Last week’s military priorities spoke bluntly enough. The oil fields were secured. Looting and the transformation of cities into fiefdoms of barricades and score-settling was permitted. The arithmetic of Mideast justice requires that retributive massacres follow any shift in power. An occupation force of 120,000 or three times that number cannot control a balkanized nation of 25 million. So worse will follow. Curiously, the same neo-conservatives who scorn “social engineering” and who have devoted the last 30 years to destroying the New Deal and the Great Society at home are engineering an imperious version of both for Iraq, and perhaps for the whole Middle East. They won’t succeed. But the attempt alone will mortgage America’s future to such Strangelove ambition.
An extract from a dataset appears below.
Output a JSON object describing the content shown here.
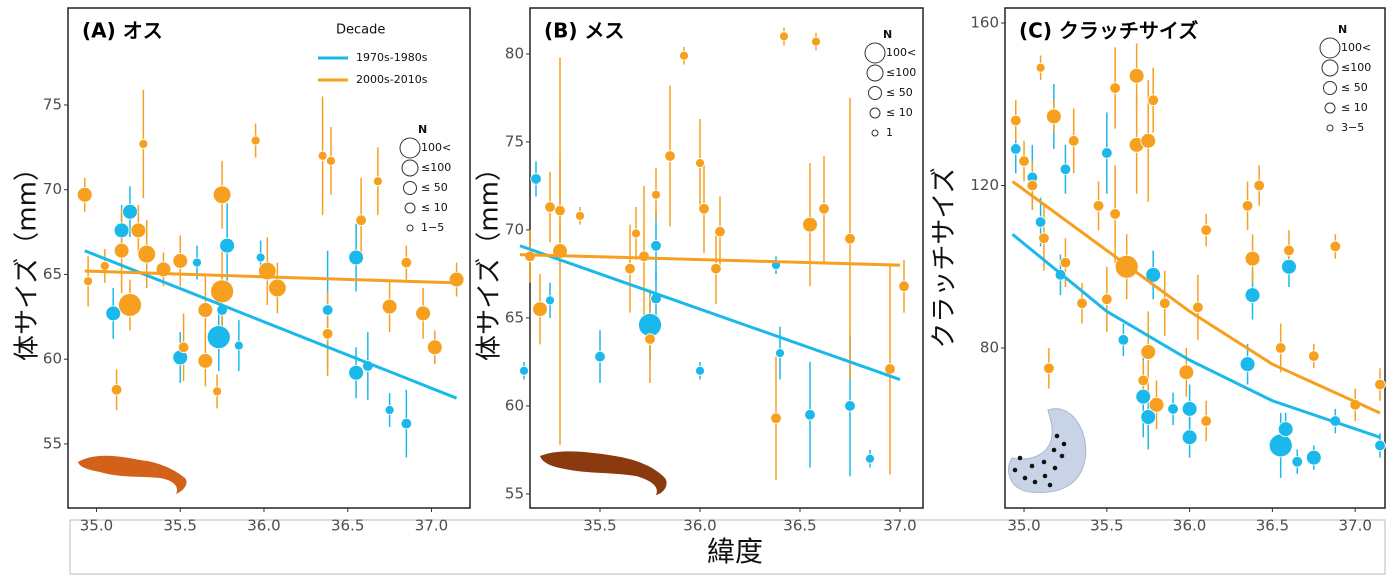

One question should be faced head-on: Are Iraqis better off today, under American occupation, than they were five weeks ago, under Saddam’s boot? Yes. But the more pertinent question is this: Are Americans—and the world—better off today than they were five weeks ago? No. No occupation or benevolent foreign military presence in the Middle East has yielded peace in the last 50 years. Israel’s occupation of Palestinian lands is the pilot light to a half-dozen wars and uprisings. The American military presence on Saudi Arabian soil was catnip to al-Qaida’s recruiters (whose army of one, remember, is the suicide bomber). And Israel’s invasion of South Lebanon gave rise to Hezbollah, whose calling cards include the bombings of the U.S. Embassy and Marines’ barracks in Beirut in 1983, and the hostage-taking that seeded the American presidency’s worst scandal since Watergate. For all its collateral benefits, occupying Iraq is a dare to unintended consequences.

Withdrawing is not an immediate option. But short of a Marshall Plan for the Middle East, occupation will not bring peace, either. Not if Iraqis think they’re the next West Bank, while half the population is of stone-throwing—or army-of-one—age.